A few caveats: the layout of the book is sporadic, reflecting its online origins. On the one hand, it feels less methodical (the devalued coinage of Scotland and Ireland is mentioned in the section on gambling), but on the other hand, the connection of diverse areas leads to some wonderful insights (so don't gamble with Scots unless you account for the difference in the coinage). Furthermore, there are both a topic index and a thorough general index in the back to help locate specific information.
The tone of the book is conversational and light, but the information is sound. While the author is upfront about her lack of footnotes and citations, she also provides notes about primary and secondary source materials for those who want to follow up on a detail or question.
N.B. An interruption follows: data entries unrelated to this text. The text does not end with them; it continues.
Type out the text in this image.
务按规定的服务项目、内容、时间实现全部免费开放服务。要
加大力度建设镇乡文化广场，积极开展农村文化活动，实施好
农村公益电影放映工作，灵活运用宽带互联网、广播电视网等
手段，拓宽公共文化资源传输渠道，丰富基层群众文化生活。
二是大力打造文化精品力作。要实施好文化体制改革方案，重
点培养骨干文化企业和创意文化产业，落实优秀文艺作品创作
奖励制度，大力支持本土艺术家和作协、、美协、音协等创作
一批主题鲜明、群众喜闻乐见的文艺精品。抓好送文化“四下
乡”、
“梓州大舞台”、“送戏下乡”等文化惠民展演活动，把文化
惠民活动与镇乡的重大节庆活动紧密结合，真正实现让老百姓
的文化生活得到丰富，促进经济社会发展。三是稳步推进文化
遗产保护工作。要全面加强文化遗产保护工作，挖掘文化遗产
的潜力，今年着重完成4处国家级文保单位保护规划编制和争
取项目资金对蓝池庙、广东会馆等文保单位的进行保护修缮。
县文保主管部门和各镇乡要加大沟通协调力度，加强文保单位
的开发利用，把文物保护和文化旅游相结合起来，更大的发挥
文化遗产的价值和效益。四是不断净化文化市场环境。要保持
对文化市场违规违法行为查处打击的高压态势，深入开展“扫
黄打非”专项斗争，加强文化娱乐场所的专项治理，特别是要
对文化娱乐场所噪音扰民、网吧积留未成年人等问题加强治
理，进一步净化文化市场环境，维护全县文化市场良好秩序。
In consultation with other researchers in the re-enactment community, Secara is also continuing to update the online site with corrections and sources as they become available. Similarly, Secara doesn't pretend to more thorough examinations of the complex areas of religion, politics and economics than she provides. When she is giving a superficial, generalist description, she says so, and refers the reader to other sources for more complete information.
All in all, this is a very useful book for anyone interested in the everyday, common-man aspects of history. It can be read straight through from cover to cover, dipped into at random, or searched for specific details. Better still, it provides a portable version of an online reference that countless people have come to know and rely upon.